Tekanan inflasi pada dua triwulan sebelumnya nampaknya masih berlanjut. Pada triwulan III tahun 2000 inflasi yang dicerminkan dengan indeks harga konsumen (IHK) sebesar 1,74 persen lebih rendah dari inflasi triwulan II sebesar 1,91 persen. Secara kumulatif, laju inflasi sampai dengan September 2000 telah mencapai 4,65 persen masih dibawah target inflasi yang ditentukan awal tahun berkisar 5-7 persen. Diperkirakan sampai akhir tahun 2000 tekanan inflasi masih akan berlanjut, mangingat pada bulan-bulan Nopember-Desember 2000 bertepatan dengan suasana keagamaan seperti Bulan Ramadhan (puasa), Hari Raya Fitri, Hari Natal dan Tahun Baru.

            Selain itu, bersamaan dengan utang luar negeri perusahaan swasta yang telah jatuh tempo serta meningkatnya kebutuhan impor bahan baku dan barang modal, maka permintaan dollar menjadi semakin meningkat, yang pada akhirnya akan memberikan tekanan terhadap rupiah sehingga nilai tukar rupiah terhadap dollar menjadi melemah. Paling tidak sekitar US $ 5,7 milliar utang luar negeri perusahaan swasta akan jatuh tempo akhir tahun ini.

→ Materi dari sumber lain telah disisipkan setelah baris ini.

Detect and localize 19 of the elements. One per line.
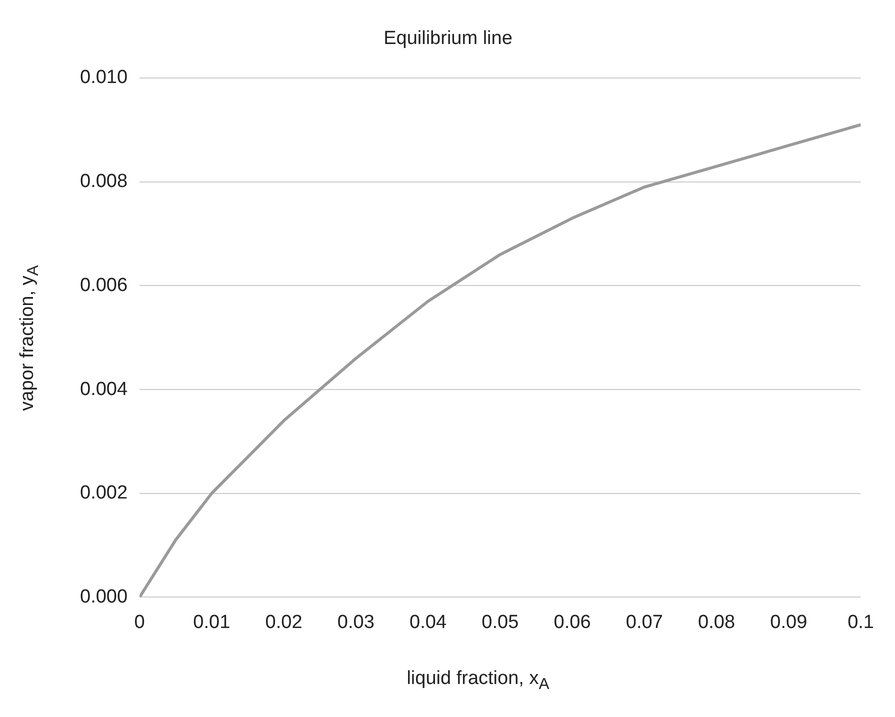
y-tick-label: 0.002 [80, 482, 128, 504]
y-tick-label: 0.004 [80, 378, 128, 400]
y-tick-label: 0.006 [80, 274, 128, 296]
x-axis-title: liquid fraction, x$_{A}$ [406, 668, 550, 694]
y-tick-label: 0.000 [80, 586, 128, 608]
chart-title: Equilibrium line [382, 28, 514, 50]
y-tick-label: 0.010 [80, 67, 128, 88]
x-tick-label: 0.07 [626, 612, 663, 633]
x-tick-label: 0 [134, 612, 145, 633]
x-tick-label: 0.06 [554, 612, 591, 633]
x-tick-label: 0.02 [265, 612, 302, 633]
x-tick-label: 0.05 [482, 612, 519, 633]
x-tick-label: 0.03 [337, 612, 374, 633]
x-tick-label: 0.1 [848, 612, 874, 633]
x-tick-label: 0.08 [698, 612, 736, 633]
x-tick-label: 0.04 [410, 612, 447, 633]
x-tick-label: 0.09 [770, 612, 808, 633]
x-tick-label: 0.01 [193, 612, 230, 633]
y-tick-label: 0.008 [80, 171, 128, 192]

            Selain itu, kondisi valuta asing khususnya kawasan Asean seperti mata uang peso (Philipina) dan bath (Thailand) juga mengalami tekanan yang berakibat pada melemahnya kedua mata uang asing tersebut. Melemahnya kedua mata uang asing tersebut berdampak pada melemahnya posisi rupiah. Barangkali masih segar dalam ingatan kita, bagaimana melemahnya mata uang bath saat itu sebagai ulah spekulan yang terjadi sekitar pertengahan tahun 1997. Situasi perekonomian Thailand menjadi goyah setelah Menteri Keuangan Thailand menyatakan mengundurkan diri sebagai protes ketidaksetujuan pemberlakuan devaluasi mata uang bath. Selanjutnya Bank Sentral Thailand sekitar Juli melakukan devaluasi mata uang bath. Kondisi yang terjadi di Thailand tersebut merembet sampai ke tanah air, sehingga krisis moneter tak terhindarkan. Rupiah menjadi semakin terpuruk bahkan pernah menyentuh angka Rp. 16.000,- per US dollar.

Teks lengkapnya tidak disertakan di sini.